INTRODUCTION

It’s very common to hear the news about companies, industries, or firms going bankrupt. The companies go bankrupt for various reasons, like poor decision-making, non-repayment of debt, increased competition, disputes with creditors or other members of the company, etc. These businesses not only severely damage themselves, but they also affect a large number of banks, financial institutions, small businesses, workers, clients, creditors, and eventually a large number of families, as well as the economy at large.But the major problem occurs when the business relationship has extended to multiple countries. Speedy growth in trade and technology is resulting in the creation of multiple cross-border relations. In this fast-growing corporate world, having business relations with other countries leads to the presence of creditors and debtors in numerous countries, resulting in the overlap of different laws and procedures.IBC (2016 majorly deals with domestic laws regarding insolvency and bankruptcy proceedings in India but it also addresses the Cross-border insolvency.

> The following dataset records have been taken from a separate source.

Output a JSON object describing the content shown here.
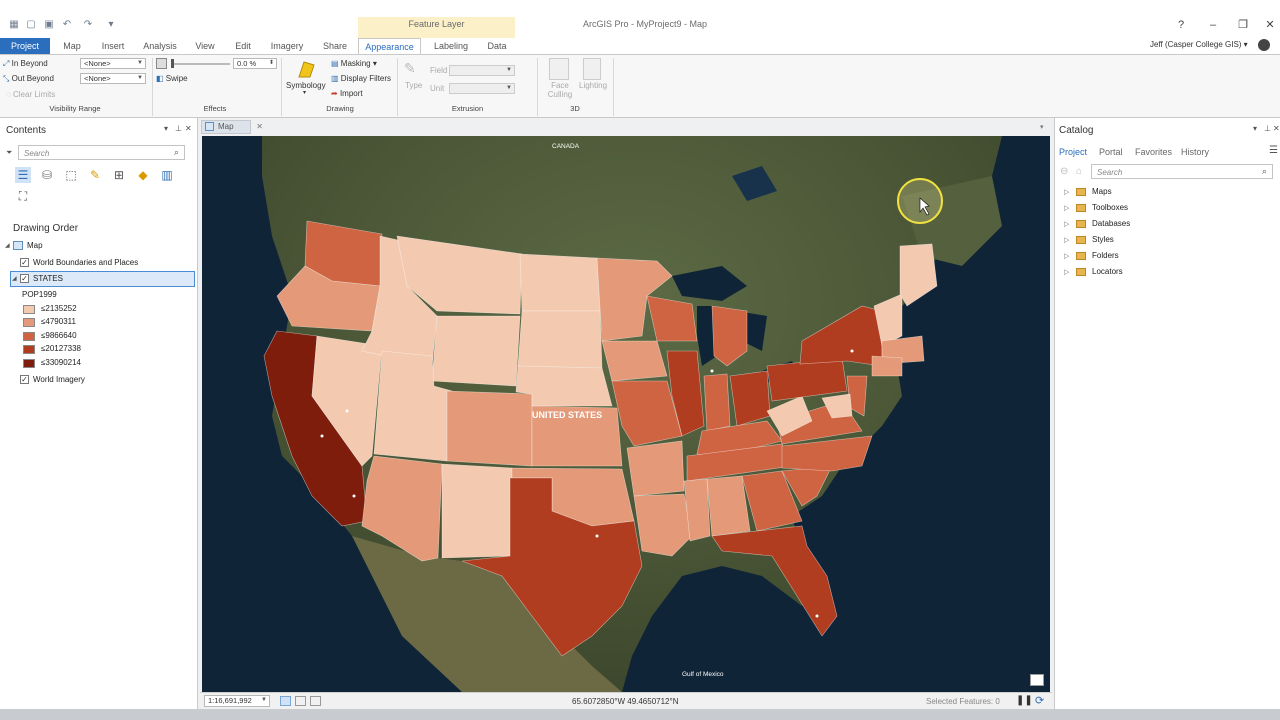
{
  "titlebar": {
    "context_tab_label": "Feature Layer",
    "app_title": "ArcGIS Pro - MyProject9 - Map",
    "help": "?",
    "minimize": "–",
    "restore": "❐",
    "close": "✕"
  },
  "ribbon_tabs": [
    "Project",
    "Map",
    "Insert",
    "Analysis",
    "View",
    "Edit",
    "Imagery",
    "Share",
    "Appearance",
    "Labeling",
    "Data"
  ],
  "user": "Jeff (Casper College GIS)",
  "ribbon": {
    "visibility": {
      "in_beyond": "In Beyond",
      "out_beyond": "Out Beyond",
      "clear_limits": "Clear Limits",
      "in_value": "<None>",
      "out_value": "<None>",
      "group_label": "Visibility Range"
    },
    "effects": {
      "transparency_value": "0.0 %",
      "swipe": "Swipe",
      "group_label": "Effects"
    },
    "drawing": {
      "symbology": "Symbology",
      "masking": "Masking",
      "display_filters": "Display Filters",
      "import": "Import",
      "group_label": "Drawing"
    },
    "extrusion": {
      "type": "Type",
      "field": "Field",
      "unit": "Unit",
      "group_label": "Extrusion"
    },
    "three_d": {
      "face_culling": "Face Culling",
      "lighting": "Lighting",
      "group_label": "3D"
    }
  },
  "contents": {
    "title": "Contents",
    "search_placeholder": "Search",
    "drawing_order": "Drawing Order",
    "map_node": "Map",
    "layers": {
      "world_boundaries": "World Boundaries and Places",
      "states": "STATES",
      "field": "POP1999",
      "legend": [
        {
          "label": "≤2135252",
          "color": "#f3c9b0"
        },
        {
          "label": "≤4790311",
          "color": "#e49a78"
        },
        {
          "label": "≤9866640",
          "color": "#cf6443"
        },
        {
          "label": "≤20127338",
          "color": "#b03d1f"
        },
        {
          "label": "≤33090214",
          "color": "#7f1d0c"
        }
      ],
      "world_imagery": "World Imagery"
    }
  },
  "map": {
    "tab_label": "Map",
    "country_label": "UNITED STATES",
    "canada_label": "CANADA",
    "gulf_label": "Gulf of Mexico"
  },
  "statusbar": {
    "scale": "1:16,691,992",
    "coordinates": "65.6072850°W 49.4650712°N",
    "selected": "Selected Features: 0"
  },
  "catalog": {
    "title": "Catalog",
    "tabs": [
      "Project",
      "Portal",
      "Favorites",
      "History"
    ],
    "search_placeholder": "Search",
    "items": [
      "Maps",
      "Toolboxes",
      "Databases",
      "Styles",
      "Folders",
      "Locators"
    ]
  },
  "colors": {
    "accent": "#2a6ebd",
    "ocean": "#0f2437",
    "land": "#4d5a3a"
  }
}
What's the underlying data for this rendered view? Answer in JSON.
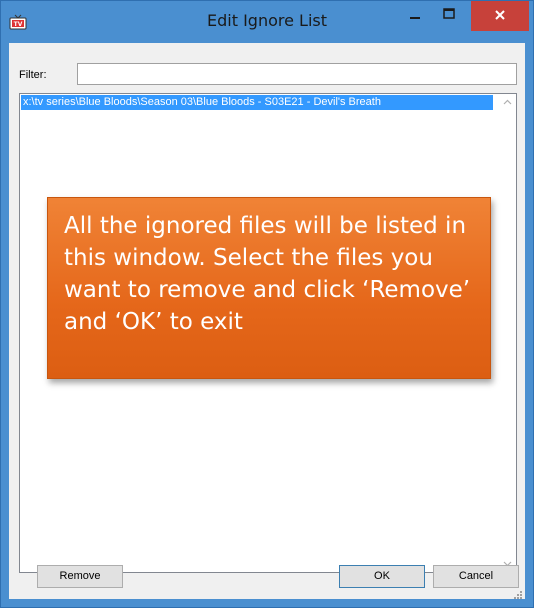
{
  "window": {
    "title": "Edit Ignore List",
    "icon": "tv-icon",
    "controls": [
      "minimize-icon",
      "maximize-icon",
      "close-icon"
    ],
    "accent_color": "#4a8fd0",
    "close_color": "#c7413a"
  },
  "filter": {
    "label": "Filter:",
    "value": "",
    "placeholder": ""
  },
  "list": {
    "items": [
      {
        "text": "x:\\tv series\\Blue Bloods\\Season 03\\Blue Bloods - S03E21 - Devil's Breath",
        "selected": true
      }
    ],
    "selection_color": "#3399ff",
    "scroll_up_icon": "chevron-up-icon",
    "scroll_down_icon": "chevron-down-icon"
  },
  "callout": {
    "text": "All the ignored files will be listed in this window. Select the files you want to remove and click ‘Remove’ and ‘OK’ to exit",
    "color": "#e5671a"
  },
  "buttons": {
    "remove_label": "Remove",
    "ok_label": "OK",
    "cancel_label": "Cancel"
  }
}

WHAT IS CROSS BORDER INSOLVENCY

A circumstance known as “cross-border insolvency” occurs when a bankrupt debtor has credit in many jurisdictions or countries. The following reasons make the cross-border insolvency procedure crucial:
  1. It can assist creditors in recovering access to assets that the debtor may have retained outside the country.
  2. Equitable protection of national and foreign creditors’ rights
  3. It can handle the legal concerns pertaining to cross-border company transactions more effectively.
   

CROSS BORDER INSOLVENCY UNDER IBC, 2016

    Section 234 of IBC, 2016 –
  1. section 234 of IBC empowers the central government to enter into the agreement with the government of any country outside India in order to enforce the provisions of this code.
  2. Further it states that the central government may direct that the application of provisions of this code shall be subjected to certain conditions specified in relation the assets of the corporate debtor, including the personal guarantor of a corporate debtor.
  3. The assets may situate at any place in a country outside India with which the reciprocal arrangements have been made.
    Section 235 of IBC, 2016 –
  1. In the course of insolvency resolution process, liquidation or bankruptcy proceedings, the resolution professional, liquidator or the trustee in bankruptcy proceedings is of the opinion that the assets of the corporate debtor including the personal guarantor of a corporate debtor are situated in any other country with which the reciprocal arrangements have been made, then they can make an application to the adjudicating authority that evidence or action relating to such assets is required.
  2. It further states that the adjudicating authority after receiving such application is satisfied that the action or evidence in relation to such assets is required, it may issue a letter of request to a court or any authority of such other country which is competent to deal with the request.